There were 10 breaks in the match, but Bartoli said she thought that, "for a grass-court match, it was a good one.” And she went on to praise the 20-year-old Stephens, who was playing in just her second Wimbledon.

“I really thought she played some amazing shots,” Bartoli said of Sloane. “I think for someone who’s 19 [Stephens turned 20 in March], she’s doing an awesome job out there....It could also have been her day. She could have beat me today, as well.” 

Through much of the first set, Stephens was indeed playing some of her best tennis of the tournament. She kept pace with Bartoli on serve until 4-4, and then had two break points that she couldn’t convert. Stephens had 21 winners to just six for Bartoli, even though it felt like the American spent much of the match on the defensive. Her backhand was hit and miss much of the time, and she finished with 19 errors to just 12 for Bartoli.

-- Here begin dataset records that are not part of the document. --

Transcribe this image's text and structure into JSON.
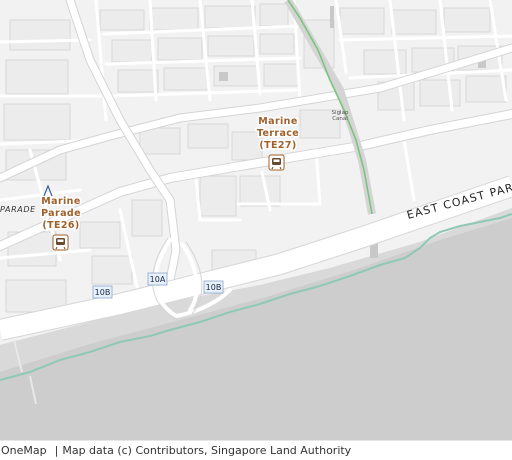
{
  "map": {
    "stations": [
      {
        "name_line1": "Marine",
        "name_line2": "Terrace",
        "code": "(TE27)"
      },
      {
        "name_line1": "Marine",
        "name_line2": "Parade",
        "code": "(TE26)"
      }
    ],
    "road_labels": {
      "expressway": "EAST COAST PAR",
      "parade_partial": "PARADE"
    },
    "canal_label_line1": "Siglap",
    "canal_label_line2": "Canal",
    "exit_markers": [
      "10A",
      "10B",
      "10B"
    ],
    "icons": [
      "mrt-station-icon",
      "mrt-station-icon"
    ],
    "colors": {
      "land": "#f2f2f2",
      "block": "#ececec",
      "road": "#ffffff",
      "road_outline": "#d4d4d4",
      "sea": "#cdcdcd",
      "green_line": "#7cc47c",
      "coast_line": "#8fc9b3",
      "station_label": "#a0602a"
    }
  },
  "attribution": {
    "brand": "OneMap",
    "separator": "|",
    "text": "Map data (c) Contributors, Singapore Land Authority"
  }
}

Stephens leaves having reached her second Grand Slam quarterfinal, and she has made the fourth round or better at the last three majors. Her spring slump is, for the moment, a thing of the past. Still, she was disappointed in her play today. 

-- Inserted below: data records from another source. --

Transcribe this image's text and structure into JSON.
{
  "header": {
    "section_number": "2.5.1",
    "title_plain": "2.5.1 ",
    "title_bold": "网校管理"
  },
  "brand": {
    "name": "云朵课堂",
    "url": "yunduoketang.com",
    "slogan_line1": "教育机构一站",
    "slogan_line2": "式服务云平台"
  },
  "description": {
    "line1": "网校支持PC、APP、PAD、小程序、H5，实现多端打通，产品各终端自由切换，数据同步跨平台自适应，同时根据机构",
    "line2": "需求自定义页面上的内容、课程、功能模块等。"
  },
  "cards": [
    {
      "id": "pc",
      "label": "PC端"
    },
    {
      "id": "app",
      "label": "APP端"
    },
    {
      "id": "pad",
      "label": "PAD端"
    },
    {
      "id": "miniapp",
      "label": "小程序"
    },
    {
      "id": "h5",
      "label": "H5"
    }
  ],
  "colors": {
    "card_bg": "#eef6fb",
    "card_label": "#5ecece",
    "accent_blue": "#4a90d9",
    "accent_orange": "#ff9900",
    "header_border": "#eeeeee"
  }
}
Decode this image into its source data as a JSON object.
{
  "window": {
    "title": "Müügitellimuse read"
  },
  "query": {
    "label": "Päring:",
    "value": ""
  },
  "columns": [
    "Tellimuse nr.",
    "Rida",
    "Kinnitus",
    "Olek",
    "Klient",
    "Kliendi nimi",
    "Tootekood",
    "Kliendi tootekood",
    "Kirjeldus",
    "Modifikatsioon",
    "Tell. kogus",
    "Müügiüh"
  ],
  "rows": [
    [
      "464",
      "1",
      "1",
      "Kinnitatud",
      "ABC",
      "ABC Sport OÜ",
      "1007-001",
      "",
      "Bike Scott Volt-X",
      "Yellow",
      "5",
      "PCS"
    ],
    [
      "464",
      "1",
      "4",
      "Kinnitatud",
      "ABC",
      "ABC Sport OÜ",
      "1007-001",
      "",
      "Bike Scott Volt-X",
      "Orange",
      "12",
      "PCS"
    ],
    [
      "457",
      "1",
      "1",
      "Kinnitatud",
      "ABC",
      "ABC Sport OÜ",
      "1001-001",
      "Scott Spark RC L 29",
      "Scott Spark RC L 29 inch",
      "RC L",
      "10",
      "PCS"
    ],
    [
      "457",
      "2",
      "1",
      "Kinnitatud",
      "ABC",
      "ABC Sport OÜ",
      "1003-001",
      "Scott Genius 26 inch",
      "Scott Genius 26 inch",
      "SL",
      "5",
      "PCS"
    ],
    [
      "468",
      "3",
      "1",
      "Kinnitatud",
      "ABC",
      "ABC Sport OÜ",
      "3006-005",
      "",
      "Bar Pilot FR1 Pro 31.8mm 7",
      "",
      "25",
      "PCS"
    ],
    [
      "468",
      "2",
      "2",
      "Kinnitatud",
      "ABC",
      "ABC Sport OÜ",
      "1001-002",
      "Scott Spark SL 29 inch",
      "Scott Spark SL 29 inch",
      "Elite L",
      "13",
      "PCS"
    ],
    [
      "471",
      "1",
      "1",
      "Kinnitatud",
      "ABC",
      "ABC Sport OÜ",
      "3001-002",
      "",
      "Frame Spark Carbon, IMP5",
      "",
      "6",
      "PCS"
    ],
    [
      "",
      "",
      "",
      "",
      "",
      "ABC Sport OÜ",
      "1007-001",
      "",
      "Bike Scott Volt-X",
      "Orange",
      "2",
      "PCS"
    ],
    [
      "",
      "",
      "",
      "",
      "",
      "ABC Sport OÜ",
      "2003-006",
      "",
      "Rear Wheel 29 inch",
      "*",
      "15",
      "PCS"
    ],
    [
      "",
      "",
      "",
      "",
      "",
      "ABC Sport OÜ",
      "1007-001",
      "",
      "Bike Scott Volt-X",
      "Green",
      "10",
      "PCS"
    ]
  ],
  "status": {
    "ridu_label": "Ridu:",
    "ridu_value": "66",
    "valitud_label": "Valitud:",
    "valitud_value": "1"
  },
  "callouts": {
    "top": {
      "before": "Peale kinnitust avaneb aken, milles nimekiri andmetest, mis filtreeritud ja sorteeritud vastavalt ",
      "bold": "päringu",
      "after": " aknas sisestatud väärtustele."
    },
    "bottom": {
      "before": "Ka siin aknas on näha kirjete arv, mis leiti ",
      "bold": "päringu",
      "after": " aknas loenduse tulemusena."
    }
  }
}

“I think my serve really just let me down in the second set,” Stephens said with a shrug. But she’s not complaining about a quarterfinal run at Wimbledon.

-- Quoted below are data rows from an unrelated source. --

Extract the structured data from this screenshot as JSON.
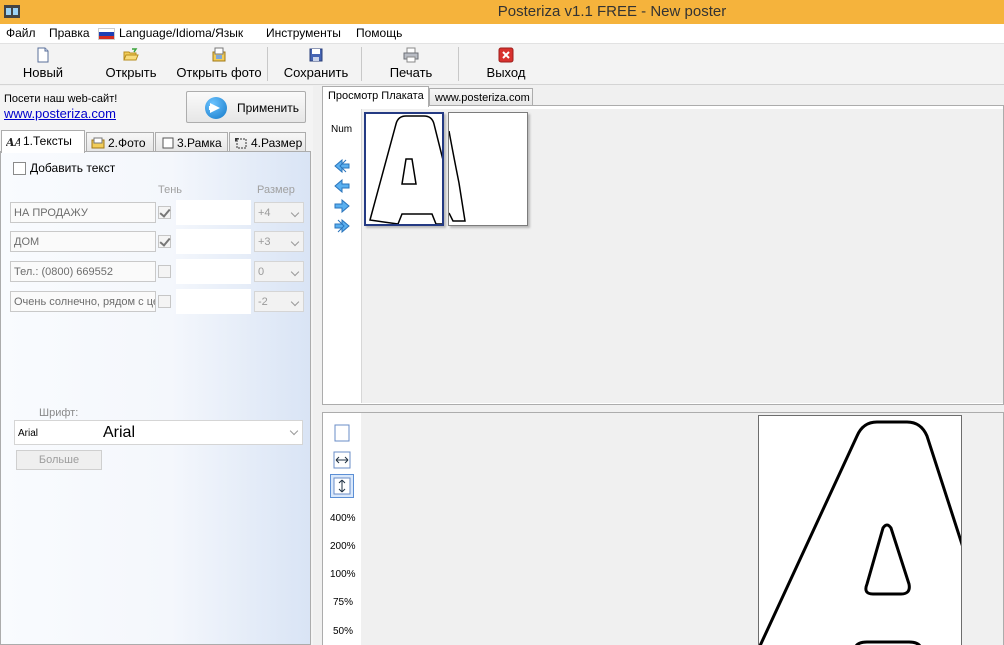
{
  "window": {
    "title": "Posteriza v1.1 FREE - New poster"
  },
  "menu": {
    "file": "Файл",
    "edit": "Правка",
    "language": "Language/Idioma/Язык",
    "tools": "Инструменты",
    "help": "Помощь"
  },
  "toolbar": {
    "new": "Новый",
    "open": "Открыть",
    "open_photo": "Открыть фото",
    "save": "Сохранить",
    "print": "Печать",
    "exit": "Выход"
  },
  "left": {
    "visit_text": "Посети наш web-сайт!",
    "site_link": "www.posteriza.com",
    "apply": "Применить",
    "tabs": [
      "1.Тексты",
      "2.Фото",
      "3.Рамка",
      "4.Размер"
    ],
    "add_text": "Добавить текст",
    "headers": {
      "shadow": "Тень",
      "size": "Размер"
    },
    "rows": [
      {
        "text": "НА ПРОДАЖУ",
        "shadow": true,
        "size": "+4"
      },
      {
        "text": "ДОМ",
        "shadow": true,
        "size": "+3"
      },
      {
        "text": "Тел.: (0800) 669552",
        "shadow": false,
        "size": "0"
      },
      {
        "text": "Очень солнечно, рядом с це",
        "shadow": false,
        "size": "-2"
      }
    ],
    "font_label": "Шрифт:",
    "font_small": "Arial",
    "font_big": "Arial",
    "more": "Больше"
  },
  "right": {
    "tabs": [
      "Просмотр Плаката",
      "www.posteriza.com"
    ],
    "num_label": "Num",
    "zoom_levels": [
      "400%",
      "200%",
      "100%",
      "75%",
      "50%"
    ]
  },
  "colors": {
    "titlebar": "#f5b33c",
    "link": "#0000cc",
    "selection": "#243a83"
  }
}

“I’m playing well," she said. "A lot of people didn’t make the quarterfinals of Wimbledon this year. I never thought, like, oh, I wasn’t playing good.”

Sloane said she realizes that she likes grass, and that she thinks she learned from this tournament about how to handle, or how not to handle, the stop-and-start rhythm that comes with rain delays. Other than that, she said that she was “moving forward” and “going to work hard,” and that she would “keep going” and “keep working” and “have fun” and “compete hard” and “move on.” A sort of blank look comes across Stephens’ face at these stages of a press conference. She’s over the questions about her future, and when she loses she wants to get the answers over with, too. Sloane didn't say so, but this must have been a particularly tough loss, considering that Bartoli will go on to play Kirsten Flipkens for a chance at the Wimbledon final, a final that won't feature Serena Williams. As you can see from the photo above, Stephens showed her fiery side on Tuesday.

One more question before we go: Can we start calling Sloane a big-stage player after this tournament, someone who brings her best when it matters most? Going strictly by her record this season, the answer is yes. In 2013, Stephens’ is 12-3 at the majors; her record everywhere else is 11-10. It’s hard to remember now, but two months ago she appeared to hit rock bottom when she lost 6-2, 6-0 to Bethanie Mattek-Sands in the first round at Charleston. So the simple fact that she can say, “I’m playing well,” after this tournament is progress.

On the other hand, Stephens didn’t beat a seed at this event or in her fourth-round run in Paris, and she was the beneficiary of a final-set collapse by Petra Cetkovska in the third round here. Sloane was seeded 17th at both the French Open and Wimbledon; in a 16-seed system, there’s a good chance she wouldn’t have made it as far at either tournament. Stephens won three of her four matches at Wimbledon in three sets, and she was in danger of losing them all. That shows she can win the close ones, and that she can win without her best; but it also shows that she was up-and-down all tournament. There was no knockout, here’s-what-I-can-do type of performance among those wins. 

Still, Sloane is unquestionably in a better place than when she left the U.S. after her bottoming-out loss to Mattek-Sands. Now she has to go back and face the expectations at home again this summer, the same ones that derailed her after her triumphant return from the Australian Open.

Not surprisingly, Sloane says she’s, “Just going to go out and have fun and compete hard” back in the U.S. this summer. But she also knows what she's in for.

“It definitely tough in the States,” she said. “It’s much tougher than it is in Europe. Not that they don't care about me here, but it's low-key here. It’s definitely going to be tough going back.”

How will Sloane cope? She says she may take a page from her (even younger) British counterpart, Laura Robson.

“Maybe I’ll talk to Laura," Stephens said, with one of her few laughs of the day, "and see how she feels about playing here.”